Dear All, I found this question here (in Chinese). The raw data set is:
Code:
* Example generated by -dataex-. To install: ssc install dataex
clear
input int year long province byte Var1
2001 1 3
2001 2 4
2001 3 5
2002 1 4
2002 2 5
2002 3 8
end
label values province province
label def province 1 "北京", modify
label def province 2 "天津", modify
label def province 3 "河北", modify
The desired outcome is
Code:
* Example generated by -dataex-. To install: ssc install dataex
clear
input int year long province byte(Var1 Var2)
2001 1 3 0
2001 1 3 1
2001 1 3 2
2001 2 4 1
2001 2 4 0
2001 2 4 1
2001 3 5 2
2001 3 5 1
2001 3 5 0
2002 1 4 0
2002 1 4 1
2002 1 4 4
2002 2 5 1
2002 2 5 0
2002 2 5 3
2002 3 8 4
2002 3 8 3
2002 3 8 0
end
label values province province
label def province 1 "北京", modify
label def province 2 "天津", modify
label def province 3 "河北", modify
I know that Var1 can be obtained by
Code:
expand 3
sort year province
The problem is how to obtain Var2.

As you can see, for year 2001 in province 1 (or 北京), the values for Var2 are 0, 1, and 2. They are obtained as follows.

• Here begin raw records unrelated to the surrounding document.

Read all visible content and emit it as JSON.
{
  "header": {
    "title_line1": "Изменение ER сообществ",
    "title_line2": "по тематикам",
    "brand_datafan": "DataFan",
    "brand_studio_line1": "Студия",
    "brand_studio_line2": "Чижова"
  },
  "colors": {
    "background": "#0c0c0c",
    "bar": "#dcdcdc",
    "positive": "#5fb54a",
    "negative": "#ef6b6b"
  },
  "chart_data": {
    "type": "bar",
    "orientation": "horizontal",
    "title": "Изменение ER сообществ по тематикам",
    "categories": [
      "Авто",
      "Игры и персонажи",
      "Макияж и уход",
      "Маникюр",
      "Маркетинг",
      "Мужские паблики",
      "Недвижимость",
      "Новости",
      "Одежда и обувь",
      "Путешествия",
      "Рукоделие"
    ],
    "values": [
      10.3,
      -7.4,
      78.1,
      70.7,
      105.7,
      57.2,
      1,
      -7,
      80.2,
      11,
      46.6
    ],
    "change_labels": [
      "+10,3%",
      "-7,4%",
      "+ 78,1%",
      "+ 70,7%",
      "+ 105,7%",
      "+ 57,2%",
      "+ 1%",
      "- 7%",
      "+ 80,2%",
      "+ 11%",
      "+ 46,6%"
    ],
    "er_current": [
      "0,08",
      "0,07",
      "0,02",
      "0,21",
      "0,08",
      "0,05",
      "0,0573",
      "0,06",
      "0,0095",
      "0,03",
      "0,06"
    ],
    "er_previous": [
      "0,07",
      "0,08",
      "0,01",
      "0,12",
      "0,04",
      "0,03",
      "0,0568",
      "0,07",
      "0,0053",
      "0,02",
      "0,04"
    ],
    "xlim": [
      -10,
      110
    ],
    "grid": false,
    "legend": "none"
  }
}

Look at the first observation of the raw data (2001, 北京), the value of Var1 is 3. It is then used to minus the values in the same year (2001) for different provinces (3,4, and 5) , respectively, and in absolute values.
Thus, the first three values for Var2, 0, 1, and 2 are calculated as |3-3|, |3-4|, and |3-5|, respectively. Any suggestions? Thanks.